247 F.3d 14, 2001 U.S. App. LEXIS 7593, 2001 WL 417200
CourtCourt of Appeals for the First Circuit
DecidedApril 26, 2001
Docket00-1449
StatusPublished
Cited by15 cases

This text of 247 F.3d 14 (United States v. Osorio-Pena) is published on Counsel Stack Legal Research, covering Court of Appeals for the First Circuit primary law. Counsel Stack provides free access to over 12 million legal documents including statutes, case law, regulations, and constitutions.

Bluebook
United States v. Osorio-Pena, 247 F.3d 14, 2001 U.S. App. LEXIS 7593, 2001 WL 417200 (1st Cir. 2001).

Opinion

LIPEZ, Circuit Judge.

The district court denied the defendant’s motion for a new trial on the ground that his claim of ineffective assistance of counsel did not meet the standard for “newly discovered evidence” under Federal Rule of Criminal Procedure 33. The defendant appeals that ruling. In the alternative, he asks us to decide his ineffective assistance claim on direct appeal, contending that the record is sufficiently developed for us to do so. We affirm the denial of the motion for a new trial and do not decide the defendant’s ineffective assistance claim.

I.

In the early hours of August 1, 1997, Puerto Rican police executed a search warrant at the home of Edwin Osorio-Peña. They found drug paraphernalia and drug ledgers. Based on this evidence, Osorio-Peña was indicted on August 6 and charged with three separate counts under 21 U.S.C. § 841(a)(1): possession with intent to distribute heroin, possession with intent to distribute marijuana, and possession with intent to distribute cocaine. Osorio-Peña pled not guilty and went to trial. On November 26, 1997, a jury found him guilty of all three counts. Osorio-Peña was later sentenced to 78 months in prison and four years supervised release.

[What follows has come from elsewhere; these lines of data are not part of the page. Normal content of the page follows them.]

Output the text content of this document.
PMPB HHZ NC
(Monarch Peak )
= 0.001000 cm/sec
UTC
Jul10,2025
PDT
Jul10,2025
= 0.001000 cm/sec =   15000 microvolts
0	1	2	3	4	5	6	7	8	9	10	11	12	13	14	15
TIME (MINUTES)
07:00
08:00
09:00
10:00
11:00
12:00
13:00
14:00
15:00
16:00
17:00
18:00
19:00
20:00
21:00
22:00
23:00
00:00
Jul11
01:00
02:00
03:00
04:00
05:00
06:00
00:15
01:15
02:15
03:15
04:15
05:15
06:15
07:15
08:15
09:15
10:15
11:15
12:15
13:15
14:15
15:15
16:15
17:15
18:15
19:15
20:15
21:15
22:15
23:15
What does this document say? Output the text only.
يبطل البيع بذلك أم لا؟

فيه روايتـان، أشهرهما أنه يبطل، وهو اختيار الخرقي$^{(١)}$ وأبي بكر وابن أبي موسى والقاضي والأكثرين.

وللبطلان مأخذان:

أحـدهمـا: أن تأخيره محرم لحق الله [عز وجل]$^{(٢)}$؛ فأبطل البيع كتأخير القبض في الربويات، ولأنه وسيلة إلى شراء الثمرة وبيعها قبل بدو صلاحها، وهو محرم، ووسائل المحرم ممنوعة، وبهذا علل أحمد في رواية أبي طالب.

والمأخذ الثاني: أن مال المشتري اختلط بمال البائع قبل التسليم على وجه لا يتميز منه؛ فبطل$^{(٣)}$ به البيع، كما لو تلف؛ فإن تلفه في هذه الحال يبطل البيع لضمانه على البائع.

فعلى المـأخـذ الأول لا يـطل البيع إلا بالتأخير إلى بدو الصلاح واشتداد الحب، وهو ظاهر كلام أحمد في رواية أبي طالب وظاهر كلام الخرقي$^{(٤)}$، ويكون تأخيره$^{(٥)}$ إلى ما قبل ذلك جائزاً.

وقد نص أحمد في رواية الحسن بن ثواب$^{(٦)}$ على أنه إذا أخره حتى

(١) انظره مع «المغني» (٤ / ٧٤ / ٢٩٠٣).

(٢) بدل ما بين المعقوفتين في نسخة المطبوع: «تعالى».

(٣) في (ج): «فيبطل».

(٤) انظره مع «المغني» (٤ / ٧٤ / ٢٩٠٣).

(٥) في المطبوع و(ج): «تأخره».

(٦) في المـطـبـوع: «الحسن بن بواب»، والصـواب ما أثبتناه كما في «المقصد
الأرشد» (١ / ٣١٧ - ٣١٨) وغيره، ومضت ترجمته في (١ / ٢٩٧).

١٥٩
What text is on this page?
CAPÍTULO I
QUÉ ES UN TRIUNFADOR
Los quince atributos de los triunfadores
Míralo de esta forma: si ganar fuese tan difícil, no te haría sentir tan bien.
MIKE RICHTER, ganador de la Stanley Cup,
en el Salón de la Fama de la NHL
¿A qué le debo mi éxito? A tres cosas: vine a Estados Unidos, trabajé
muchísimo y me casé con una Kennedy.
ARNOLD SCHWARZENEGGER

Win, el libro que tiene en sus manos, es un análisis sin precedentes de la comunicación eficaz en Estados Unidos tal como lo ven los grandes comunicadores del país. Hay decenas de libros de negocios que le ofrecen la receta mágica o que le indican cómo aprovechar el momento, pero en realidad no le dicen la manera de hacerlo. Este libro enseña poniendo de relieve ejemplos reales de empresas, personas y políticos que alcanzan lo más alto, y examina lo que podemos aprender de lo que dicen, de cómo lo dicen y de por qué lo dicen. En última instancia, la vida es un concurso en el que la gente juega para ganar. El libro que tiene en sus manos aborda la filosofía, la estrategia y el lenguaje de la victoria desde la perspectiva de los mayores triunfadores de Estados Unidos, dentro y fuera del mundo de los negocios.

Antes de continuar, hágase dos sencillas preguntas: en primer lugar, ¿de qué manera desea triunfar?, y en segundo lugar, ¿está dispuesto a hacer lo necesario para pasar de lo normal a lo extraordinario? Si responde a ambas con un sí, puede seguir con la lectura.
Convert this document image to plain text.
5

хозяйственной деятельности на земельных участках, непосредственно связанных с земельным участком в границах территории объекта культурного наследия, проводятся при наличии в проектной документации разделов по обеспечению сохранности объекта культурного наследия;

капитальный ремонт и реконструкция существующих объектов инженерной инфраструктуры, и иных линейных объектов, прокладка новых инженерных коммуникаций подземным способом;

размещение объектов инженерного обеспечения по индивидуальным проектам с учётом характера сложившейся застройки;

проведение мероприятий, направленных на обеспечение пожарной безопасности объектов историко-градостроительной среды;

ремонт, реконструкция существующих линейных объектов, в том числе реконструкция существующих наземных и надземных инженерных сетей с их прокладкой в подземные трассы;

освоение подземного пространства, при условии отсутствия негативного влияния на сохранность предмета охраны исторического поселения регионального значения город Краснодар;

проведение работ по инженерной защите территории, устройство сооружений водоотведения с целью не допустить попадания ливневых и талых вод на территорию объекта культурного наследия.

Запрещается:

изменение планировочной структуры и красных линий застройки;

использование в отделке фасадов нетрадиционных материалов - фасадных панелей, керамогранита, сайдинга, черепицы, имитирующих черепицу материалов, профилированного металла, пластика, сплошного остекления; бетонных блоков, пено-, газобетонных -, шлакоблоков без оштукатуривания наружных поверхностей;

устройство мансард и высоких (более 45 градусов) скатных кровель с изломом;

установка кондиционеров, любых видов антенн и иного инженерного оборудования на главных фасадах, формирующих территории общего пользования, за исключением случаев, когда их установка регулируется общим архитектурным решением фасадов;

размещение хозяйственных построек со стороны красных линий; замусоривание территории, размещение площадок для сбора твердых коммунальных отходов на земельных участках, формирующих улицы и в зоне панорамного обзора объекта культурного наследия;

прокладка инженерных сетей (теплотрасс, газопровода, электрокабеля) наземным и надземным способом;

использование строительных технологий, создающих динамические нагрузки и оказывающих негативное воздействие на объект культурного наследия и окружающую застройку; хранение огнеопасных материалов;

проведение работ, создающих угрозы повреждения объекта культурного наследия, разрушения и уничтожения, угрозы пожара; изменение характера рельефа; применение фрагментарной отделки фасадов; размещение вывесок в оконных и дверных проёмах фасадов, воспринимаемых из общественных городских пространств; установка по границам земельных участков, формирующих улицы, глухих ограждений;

Three months after his conviction, the defendant retained new counsel who continues to represent him on this appeal. On October 1, 1998, ten months after his conviction, the defendant filed a motion for a new trial under Federal Rule of Criminal Procedure 33. Rule 33 provides that a motion for a new trial must be made within seven days after a guilty finding unless “based on the ground of newly discovered evidence,” in which case the motion may be made within two years after the verdict. Fed.R.Crim.P. 33. The defendant claimed that his motion fell under the “newly discovered evidence” exception to the seven-day time limit. He argued that his trial lawyer provided ineffective assistance of counsel by failing to file a motion to suppress the warrant used to search his house, and by failing to file a motion for a new trial within Rule 33’s seven-day deadline. Osorio-Peña said that the warrant gave a wrong address and wrong description of the house, thus violating the Fourth Amendment’s requirement that warrants must “particularly describ[e] the place to be searched.” U.S. Const, amend. IV. He argued that his ineffective assistance claim based on his lawyer’s failure to challenge the warrant came within Rule 33’s “newly discovered evidence” provision because he himself did not become aware of the warrant’s errors or their legal significance until after trial.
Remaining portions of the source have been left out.